We note that Clagg challenges the trial court's authority to make findings beyond those made by a jury or admitted by him. However, Clagg does not allege or argue that the trial court's findings fail to support its imposition of consecutive sentences pursuant to R.C. 2929.14(E)(4).
{¶ 30} Clagg acknowledges that we have previously held that Blakely and Booker do not apply to Ohio's sentencing scheme. State v. Scheer, 158 Ohio App.3d 432, 2004-Ohio-4792, State v. Sideris, Athens App. No. 04CA37, 2005-Ohio-1055; State v. Hardie, Washington App. No. 04CA23, 2004-Ohio-7277, discretionary appeal allowed, 105 Ohio St.3d 1498, 2005-Ohio-1666; State v. Wilson, Washington App. No 04CA18, 2005-Ohio-830; State v. Ward, Washington App. No. 04CA25, 2005-Ohio-1580. However, Clagg urges us to reconsider our prior holdings in light of several decisions in which the Eighth District Court of Appeals has reversed and remanded cases for resentencing in light of Blakely. See, e.g., State v. Moore, Cuyahoga App. No. 83653, 2004-Ohio-5383; State v. Martin, Cuyahoga App. No. 83941, 2004-Ohio-5034; State v. Mason, Cuyahoga App. No. 84061, 2004-Ohio-5388. Clagg also urges us to follow the lead of the First District Court of Appeals, reevaluate our previous decisions, and find that, in light of Blakely, Booker, and R.C. 2929.14(B), "the only prison term a sentencing court can impose on an offender who has not previously served a prison term, without making additional findings, is the minimum prison term allowed by law for the offense." See, State v. Montgomery, Hamilton App. No. C-040190, 2005-Ohio-1018, at ¶ 9. See, also, State v. Bruce, Hamilton App. No. C-040421, 2005-Ohio-373.
{¶ 31} The Ohio Supreme Court has accepted several discretionary appeals on this issue. See, e.g., State v. Quinones, Cuyahoga App. No. 83720, 2004-Ohio-4485, discretionary appeal allowed, 105 Ohio St.3d 1401, 2005-Ohio-286, Ohio Sup. Ct. Case No. 2004-1771; State v. Foster, Licking App. No. 03CA95, 2004-Ohio-4209, discretionary appeal allowed, 104 Ohio St.3d 1438, 2004-Ohio-7033, Ohio Sup. Ct. Case No. 2004-1568. In State v. Adkins, Athens App. No. 04CA34, 2005-Ohio-2577, ¶ 26, we expressed our intention to adhere to our holding in Scheer, supra, until the Ohio Supreme Court or United States Supreme Court rules otherwise. Therefore, we continue to hold that Ohio's sentencing statutes do not violate Blakely, and await the Ohio Supreme Court's ruling on this issue. Accordingly, we overrule Clagg's second assignment of error.
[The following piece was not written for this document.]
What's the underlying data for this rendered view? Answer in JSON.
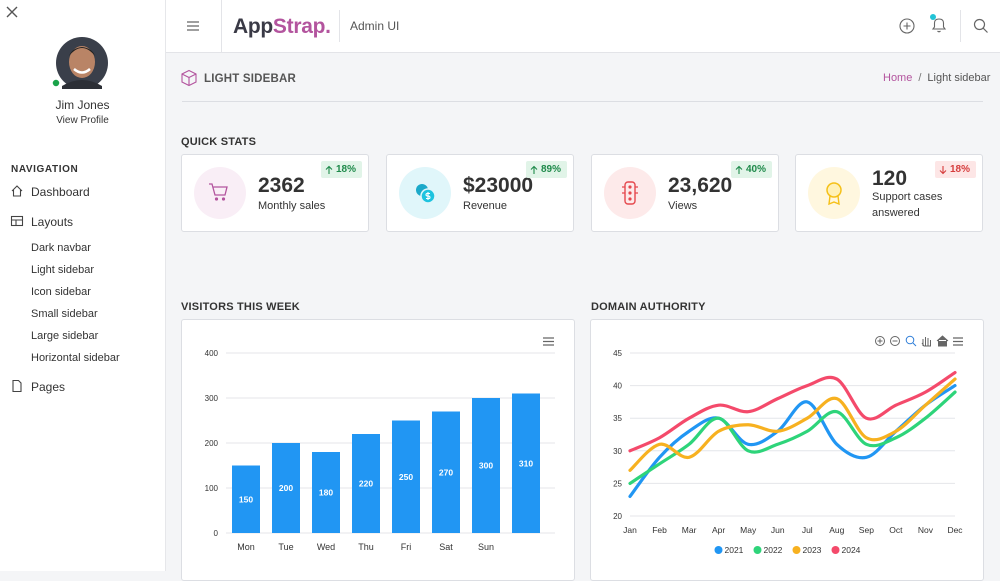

{¶ 32} In sum, we find that the record does support the trial court's finding that Clagg committed the worst form of aggravated arson, and, therefore, supports the trial court's imposition of the maximum sentence for the offense. Additionally, we continue to hold that Ohio's sentencing statutes do not violate Blakely. Accordingly, we overrule Clagg's assignments of error and affirm the judgment of the trial court.
Judgment affirmed.
JUDGMENT ENTRY
It is ordered that the judgment be affirmed. Appellee shall recover of appellant costs herein taxed.
The Court finds there were reasonable grounds for this appeal.
It is ordered that a special mandate issue out of this Court directing the Washington County Court of Common Pleas to carry this judgment into execution.
If a stay of execution of sentence and release upon bail has been previously granted, it is continued for a period of sixty days upon the bail previously posted. The purpose of said stay is to allow appellant to file with the Ohio Supreme Court an application for a stay during the pendency of the proceedings in that court. The stay as herein continued will terminate at the expiration of the sixty day period.
The stay will also terminate if appellant fails to file a notice of appeal with the Ohio Supreme Court in the forty-five day period pursuant to Rule II, Sec. 2 of the Rules of Practice of the Ohio Supreme Court. Additionally, if the Ohio Supreme Court dismisses the appeal prior to the expiration of said sixty days, the stay will terminate as of the date of such dismissal.
A certified copy of this entry shall constitute that mandate pursuant to Rule 27 of the Rules of Appellate Procedure. Exceptions.
Harsha, J. and McFarland, J.: Concur in Judgment and Opinion.